Below that is a screen of U.S. banks with at least $10 billion in total assets, showing those that appeared to have the greatest exposure to unrealized securities losses on AFS securities, as a percentage of total capital, as of Dec. 31.
The latest industry developments include an emergency lending facility set up by federal regulators to help banks avoid selling securities for losses if they need to raise cash to cover deposit outflows. The regulators have also said all depositors of Silicon Valley Bank and the failed Signature Bank of New York would have access to their money — even uninsured deposit balances. First Republic Bank FRC (listed below) announced it had secured funding from the Federal Reserve and JPMorgan Chase & Co. JPM.
Banks are now able to pledge securities as collateral at par (or face value) for borrowings through federal regulators’ new emergency lending facility, which means banks can avoid selling government bonds and mortgage-backed securities at a loss if they need to raise money.
First, a quick look at SVB
Some media reports have referred to SVB of Santa Clara, Calif., as a small bank, but it had $212 billion in total assets as of Dec. 31, making it the 17th largest bank in the Russell 3000 Index RUA as of Dec. 31. That makes its collapse the largest U.S. bank failure since that of Washington Mutual in 2008.
One unique aspect of SVB was its decades-long focus on the venture-capital industry.

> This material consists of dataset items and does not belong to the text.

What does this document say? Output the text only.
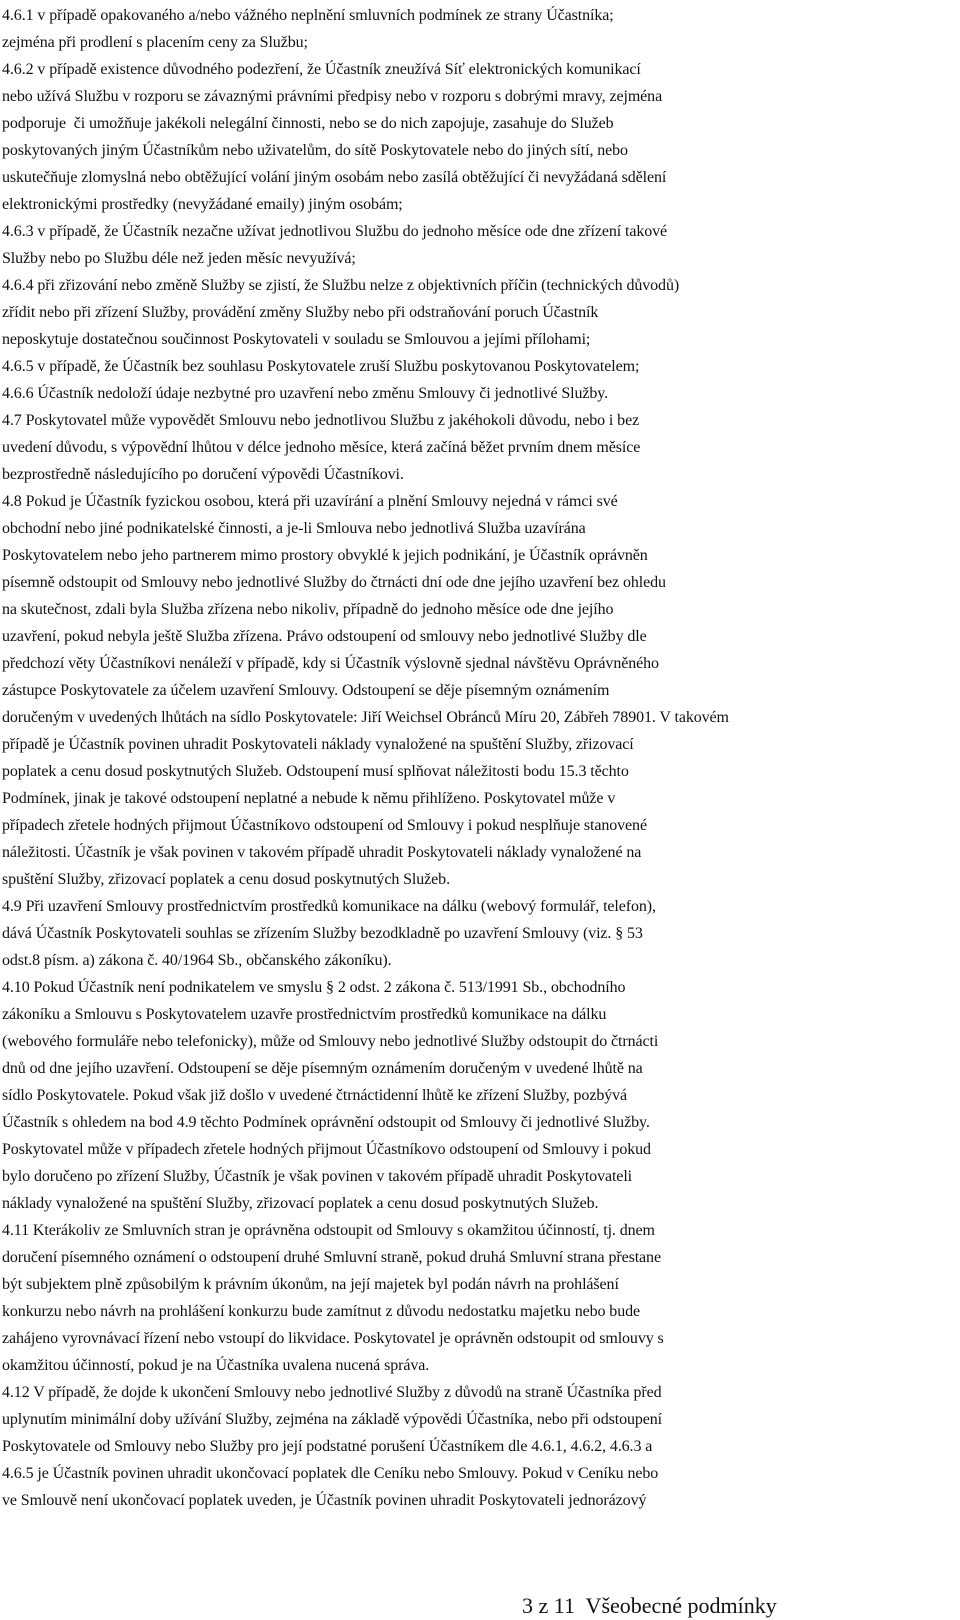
4.6.1 v případě opakovaného a/nebo vážného neplnění smluvních podmínek ze strany Účastníka;
zejména při prodlení s placením ceny za Službu;
4.6.2 v případě existence důvodného podezření, že Účastník zneužívá Síť elektronických komunikací
nebo užívá Službu v rozporu se závaznými právními předpisy nebo v rozporu s dobrými mravy, zejména
podporuje  či umožňuje jakékoli nelegální činnosti, nebo se do nich zapojuje, zasahuje do Služeb
poskytovaných jiným Účastníkům nebo uživatelům, do sítě Poskytovatele nebo do jiných sítí, nebo
uskutečňuje zlomyslná nebo obtěžující volání jiným osobám nebo zasílá obtěžující či nevyžádaná sdělení
elektronickými prostředky (nevyžádané emaily) jiným osobám;
4.6.3 v případě, že Účastník nezačne užívat jednotlivou Službu do jednoho měsíce ode dne zřízení takové
Služby nebo po Službu déle než jeden měsíc nevyužívá;
4.6.4 při zřizování nebo změně Služby se zjistí, že Službu nelze z objektivních příčin (technických důvodů)
zřídit nebo při zřízení Služby, provádění změny Služby nebo při odstraňování poruch Účastník
neposkytuje dostatečnou součinnost Poskytovateli v souladu se Smlouvou a jejími přílohami;
4.6.5 v případě, že Účastník bez souhlasu Poskytovatele zruší Službu poskytovanou Poskytovatelem;
4.6.6 Účastník nedoloží údaje nezbytné pro uzavření nebo změnu Smlouvy či jednotlivé Služby.
4.7 Poskytovatel může vypovědět Smlouvu nebo jednotlivou Službu z jakéhokoli důvodu, nebo i bez
uvedení důvodu, s výpovědní lhůtou v délce jednoho měsíce, která začíná běžet prvním dnem měsíce
bezprostředně následujícího po doručení výpovědi Účastníkovi.
4.8 Pokud je Účastník fyzickou osobou, která při uzavírání a plnění Smlouvy nejedná v rámci své
obchodní nebo jiné podnikatelské činnosti, a je-li Smlouva nebo jednotlivá Služba uzavírána
Poskytovatelem nebo jeho partnerem mimo prostory obvyklé k jejich podnikání, je Účastník oprávněn
písemně odstoupit od Smlouvy nebo jednotlivé Služby do čtrnácti dní ode dne jejího uzavření bez ohledu
na skutečnost, zdali byla Služba zřízena nebo nikoliv, případně do jednoho měsíce ode dne jejího
uzavření, pokud nebyla ještě Služba zřízena. Právo odstoupení od smlouvy nebo jednotlivé Služby dle
předchozí věty Účastníkovi nenáleží v případě, kdy si Účastník výslovně sjednal návštěvu Oprávněného
zástupce Poskytovatele za účelem uzavření Smlouvy. Odstoupení se děje písemným oznámením
doručeným v uvedených lhůtách na sídlo Poskytovatele: Jiří Weichsel Obránců Míru 20, Zábřeh 78901. V takovém
případě je Účastník povinen uhradit Poskytovateli náklady vynaložené na spuštění Služby, zřizovací
poplatek a cenu dosud poskytnutých Služeb. Odstoupení musí splňovat náležitosti bodu 15.3 těchto
Podmínek, jinak je takové odstoupení neplatné a nebude k němu přihlíženo. Poskytovatel může v
případech zřetele hodných přijmout Účastníkovo odstoupení od Smlouvy i pokud nesplňuje stanovené
náležitosti. Účastník je však povinen v takovém případě uhradit Poskytovateli náklady vynaložené na
spuštění Služby, zřizovací poplatek a cenu dosud poskytnutých Služeb.
4.9 Při uzavření Smlouvy prostřednictvím prostředků komunikace na dálku (webový formulář, telefon),
dává Účastník Poskytovateli souhlas se zřízením Služby bezodkladně po uzavření Smlouvy (viz. § 53
odst.8 písm. a) zákona č. 40/1964 Sb., občanského zákoníku).
4.10 Pokud Účastník není podnikatelem ve smyslu § 2 odst. 2 zákona č. 513/1991 Sb., obchodního
zákoníku a Smlouvu s Poskytovatelem uzavře prostřednictvím prostředků komunikace na dálku
(webového formuláře nebo telefonicky), může od Smlouvy nebo jednotlivé Služby odstoupit do čtrnácti
dnů od dne jejího uzavření. Odstoupení se děje písemným oznámením doručeným v uvedené lhůtě na
sídlo Poskytovatele. Pokud však již došlo v uvedené čtrnáctidenní lhůtě ke zřízení Služby, pozbývá
Účastník s ohledem na bod 4.9 těchto Podmínek oprávnění odstoupit od Smlouvy či jednotlivé Služby.
Poskytovatel může v případech zřetele hodných přijmout Účastníkovo odstoupení od Smlouvy i pokud
bylo doručeno po zřízení Služby, Účastník je však povinen v takovém případě uhradit Poskytovateli
náklady vynaložené na spuštění Služby, zřizovací poplatek a cenu dosud poskytnutých Služeb.
4.11 Kterákoliv ze Smluvních stran je oprávněna odstoupit od Smlouvy s okamžitou účinností, tj. dnem
doručení písemného oznámení o odstoupení druhé Smluvní straně, pokud druhá Smluvní strana přestane
být subjektem plně způsobilým k právním úkonům, na její majetek byl podán návrh na prohlášení
konkurzu nebo návrh na prohlášení konkurzu bude zamítnut z důvodu nedostatku majetku nebo bude
zahájeno vyrovnávací řízení nebo vstoupí do likvidace. Poskytovatel je oprávněn odstoupit od smlouvy s
okamžitou účinností, pokud je na Účastníka uvalena nucená správa.
4.12 V případě, že dojde k ukončení Smlouvy nebo jednotlivé Služby z důvodů na straně Účastníka před
uplynutím minimální doby užívání Služby, zejména na základě výpovědi Účastníka, nebo při odstoupení
Poskytovatele od Smlouvy nebo Služby pro její podstatné porušení Účastníkem dle 4.6.1, 4.6.2, 4.6.3 a
4.6.5 je Účastník povinen uhradit ukončovací poplatek dle Ceníku nebo Smlouvy. Pokud v Ceníku nebo
ve Smlouvě není ukončovací poplatek uveden, je Účastník povinen uhradit Poskytovateli jednorázový
3 z 11  Všeobecné podmínky
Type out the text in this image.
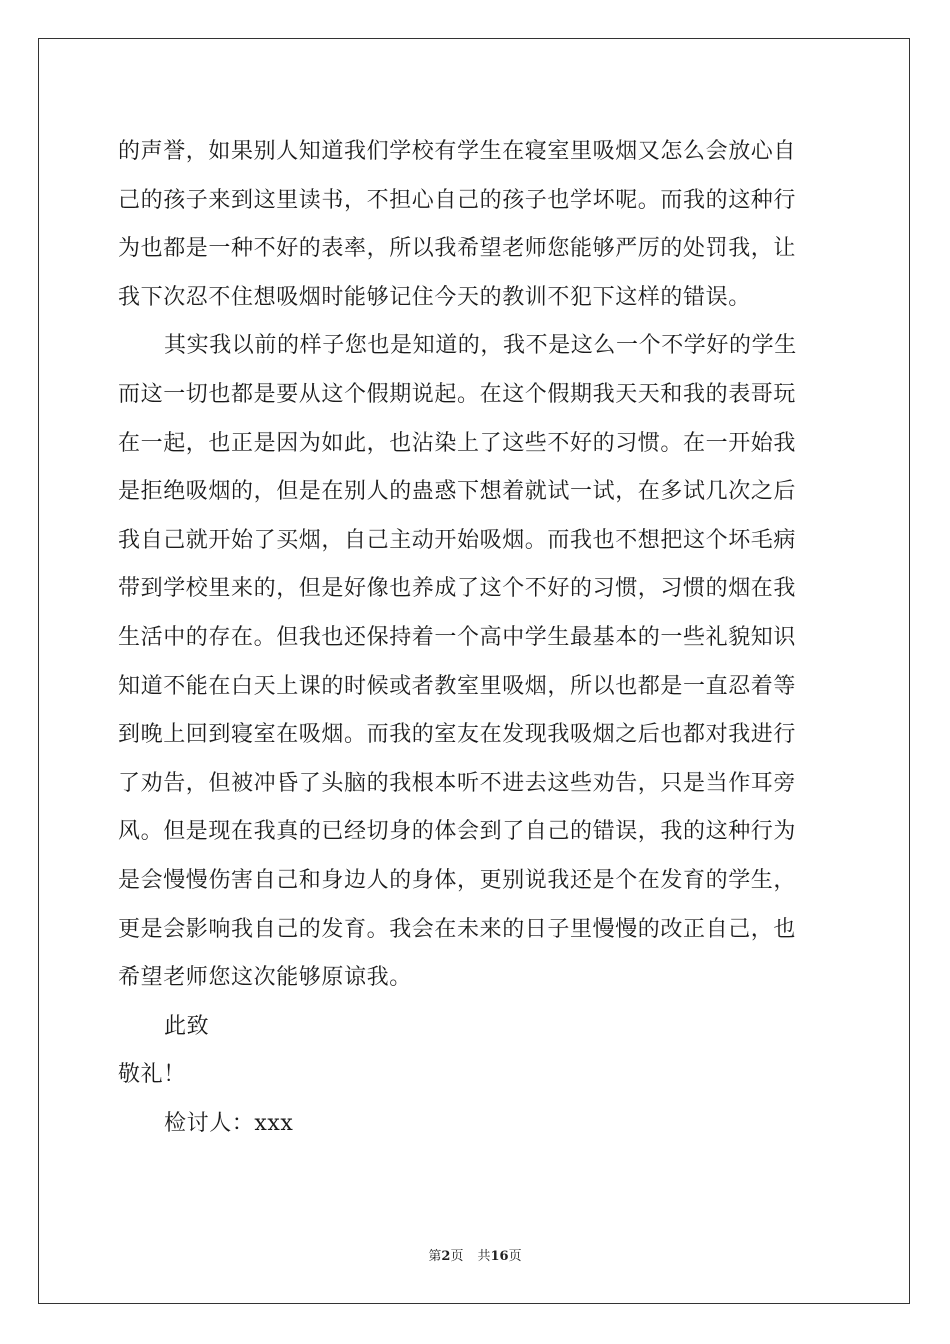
的声誉，如果别人知道我们学校有学生在寝室里吸烟又怎么会放心自
己的孩子来到这里读书，不担心自己的孩子也学坏呢。而我的这种行
为也都是一种不好的表率，所以我希望老师您能够严厉的处罚我，让
我下次忍不住想吸烟时能够记住今天的教训不犯下这样的错误。
其实我以前的样子您也是知道的，我不是这么一个不学好的学生
而这一切也都是要从这个假期说起。在这个假期我天天和我的表哥玩
在一起，也正是因为如此，也沾染上了这些不好的习惯。在一开始我
是拒绝吸烟的，但是在别人的蛊惑下想着就试一试，在多试几次之后
我自己就开始了买烟，自己主动开始吸烟。而我也不想把这个坏毛病
带到学校里来的，但是好像也养成了这个不好的习惯，习惯的烟在我
生活中的存在。但我也还保持着一个高中学生最基本的一些礼貌知识
知道不能在白天上课的时候或者教室里吸烟，所以也都是一直忍着等
到晚上回到寝室在吸烟。而我的室友在发现我吸烟之后也都对我进行
了劝告，但被冲昏了头脑的我根本听不进去这些劝告，只是当作耳旁
风。但是现在我真的已经切身的体会到了自己的错误，我的这种行为
是会慢慢伤害自己和身边人的身体，更别说我还是个在发育的学生，
更是会影响我自己的发育。我会在未来的日子里慢慢的改正自己，也
希望老师您这次能够原谅我。
此致
敬礼！
检讨人：xxx
第2页 共16页
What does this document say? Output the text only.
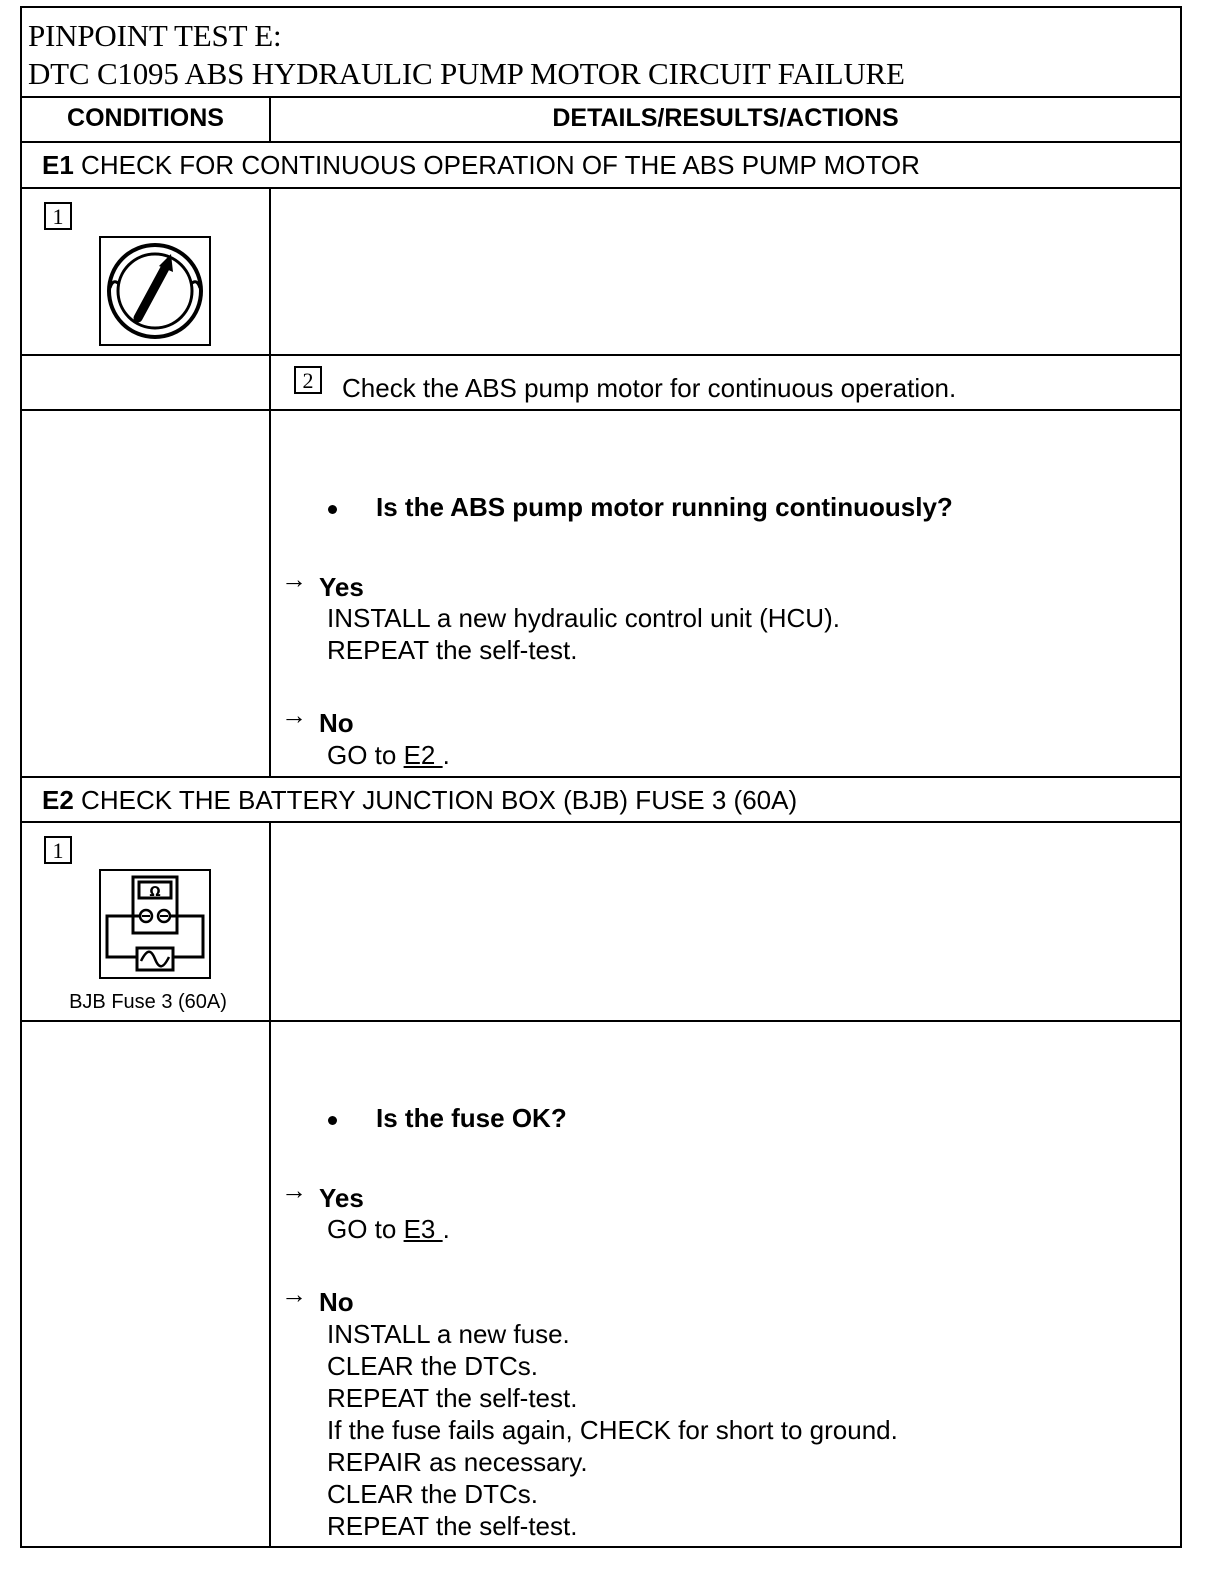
PINPOINT TEST E:
DTC C1095 ABS HYDRAULIC PUMP MOTOR CIRCUIT FAILURE
CONDITIONS	DETAILS/RESULTS/ACTIONS
E1 CHECK FOR CONTINUOUS OPERATION OF THE ABS PUMP MOTOR
1
2	Check the ABS pump motor for continuous operation.
Is the ABS pump motor running continuously?
→ Yes
INSTALL a new hydraulic control unit (HCU).
REPEAT the self-test.
→ No
GO to E2 .
E2 CHECK THE BATTERY JUNCTION BOX (BJB) FUSE 3 (60A)
1
Ω
BJB Fuse 3 (60A)
Is the fuse OK?
→ Yes
GO to E3 .
→ No
INSTALL a new fuse.
CLEAR the DTCs.
REPEAT the self-test.
If the fuse fails again, CHECK for short to ground.
REPAIR as necessary.
CLEAR the DTCs.
REPEAT the self-test.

The bank’s loan growth had been slowing as interest rates rose. Meanwhile, when announcing its $21 billion in securities sales on Thursday, SVB said it had taken the action not only to lower its interest-rate risk, but because “client cash burn has remained elevated and increased further in February, resulting in lower deposits than forecasted.”
SVB estimated it would book a $1.8 billion loss on the securities sale and said it would raise $2.25 billion in capital through two offerings of new shares and a convertible bond offering. That offering wasn’t completed.
So this appears to be an example of what can go wrong with a bank focused on a particular industry. The combination of a balance sheet heavy with securities and relatively light on loans, in a rising-rate environment in which bond prices have declined and in which depositors specific to that industry are themselves suffering from a decline in cash, led to a liquidity problem.